Calculate the net electric flux?
An imaginary spherical surface of radius 5.00 cm is centered on the point x = 0, y = 0, z = 0. Calculate the net electric flux through the surface if a point charge q1 = +3.00 nC is located at x = 1.00 cm, y = 1.00 cm, z = 0.
Calculate the net electric flux through the surface if the following charges are present: the charge in part J plus a point charge q2 = -8.00 nC at x = 2.00 cm, y = 0, z = -4.00 cm.
Calculate the net electric flux through the surface if the following charges are present: the charges in part K plus a point charge q3 = +2.00 nC at x = 4.00 cm, y = -2.00 cm, z = 3.00 cm.
- nyphdinmdLv 72 months agoFavorite Answer
Gauss' Law tells you that the net flux is proportional to the net charge enclosed by a surface.

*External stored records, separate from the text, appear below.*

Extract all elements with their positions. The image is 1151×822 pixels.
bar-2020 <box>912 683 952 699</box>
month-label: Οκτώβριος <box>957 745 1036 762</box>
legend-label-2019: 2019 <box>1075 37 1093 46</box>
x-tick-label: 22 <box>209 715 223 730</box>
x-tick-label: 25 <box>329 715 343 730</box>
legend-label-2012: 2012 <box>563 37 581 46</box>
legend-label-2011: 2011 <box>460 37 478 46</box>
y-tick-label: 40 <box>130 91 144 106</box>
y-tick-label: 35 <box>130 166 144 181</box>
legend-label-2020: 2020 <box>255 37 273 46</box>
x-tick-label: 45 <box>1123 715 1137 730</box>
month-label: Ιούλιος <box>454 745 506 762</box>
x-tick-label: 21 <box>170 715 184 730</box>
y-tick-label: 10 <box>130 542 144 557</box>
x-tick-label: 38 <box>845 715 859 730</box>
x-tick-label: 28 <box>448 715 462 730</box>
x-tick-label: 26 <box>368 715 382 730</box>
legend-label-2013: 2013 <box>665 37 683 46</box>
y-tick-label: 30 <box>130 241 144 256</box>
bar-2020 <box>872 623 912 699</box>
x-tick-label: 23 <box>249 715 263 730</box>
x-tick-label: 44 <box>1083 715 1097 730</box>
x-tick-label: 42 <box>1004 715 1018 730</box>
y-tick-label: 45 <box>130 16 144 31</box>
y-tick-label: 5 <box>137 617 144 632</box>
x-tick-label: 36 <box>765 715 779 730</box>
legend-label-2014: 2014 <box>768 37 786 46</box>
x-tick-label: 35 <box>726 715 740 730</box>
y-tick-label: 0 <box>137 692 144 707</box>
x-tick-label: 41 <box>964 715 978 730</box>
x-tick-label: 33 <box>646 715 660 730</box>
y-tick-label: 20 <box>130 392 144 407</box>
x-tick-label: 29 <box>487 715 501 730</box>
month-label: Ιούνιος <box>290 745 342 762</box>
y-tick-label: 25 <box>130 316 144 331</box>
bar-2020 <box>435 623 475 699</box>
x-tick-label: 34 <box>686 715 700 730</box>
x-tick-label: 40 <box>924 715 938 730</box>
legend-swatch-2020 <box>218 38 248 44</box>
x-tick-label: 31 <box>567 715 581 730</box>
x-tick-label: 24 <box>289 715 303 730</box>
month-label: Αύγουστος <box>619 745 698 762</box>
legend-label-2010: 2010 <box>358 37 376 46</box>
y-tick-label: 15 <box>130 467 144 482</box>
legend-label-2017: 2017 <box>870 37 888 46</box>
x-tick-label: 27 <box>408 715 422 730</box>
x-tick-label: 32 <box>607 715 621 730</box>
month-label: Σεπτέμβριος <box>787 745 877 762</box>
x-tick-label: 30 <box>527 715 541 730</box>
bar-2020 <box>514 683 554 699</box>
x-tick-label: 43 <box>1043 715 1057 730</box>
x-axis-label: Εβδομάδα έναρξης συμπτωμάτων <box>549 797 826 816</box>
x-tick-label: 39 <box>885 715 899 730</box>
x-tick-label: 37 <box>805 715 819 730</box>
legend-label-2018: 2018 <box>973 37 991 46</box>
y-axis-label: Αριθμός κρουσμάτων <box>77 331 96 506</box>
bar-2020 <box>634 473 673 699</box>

Let's apply this idea.
Part J: the radial position of the charge is r = sqrt(1^2 +1^2) = sqrt(2) = 1.41 cm
Therefore the charge is contained in the sphere and by Gauss's Law
EA = q/e0 ---> A = 4*pi*R^2 where R = 5 cm = 0.05 cm thus
E = q/(4*pi*e0*R^2) = kq/R^2 where k = 9x10^9 N-m^2/C^2 so
E = 9x10^9*3*10^-9/(0,05)^2 = 1200 N/C
Part K q2 has a radial position of r1 = sqrt(2^2 +(-4)^2) = sqrt(16+4) = sqrt(20) = 4.47 cm
since r2 < R, net charge is q1 + q2 = -5nC. Thus, E can be computed simply by taking the last result and multiplying by -5/3:
E_new = E (-5/3) = -2000 N/C
Part L: Now add in in q3 at radial position r3 = sqrt(4^2 +(-2)^2) = 4.47cm < R so net charge is
qn = q1 + q2 + q3 = -3nC --> this just gives E = -1200N/C since qn = -q1
- Andrew SmithLv 72 months ago
The flux is enclosed charge/epsilon 0 in J the enclosed charge is 3.0nC, in K it is -5 nC in L the final charge is outside the sphere so it does not contribute.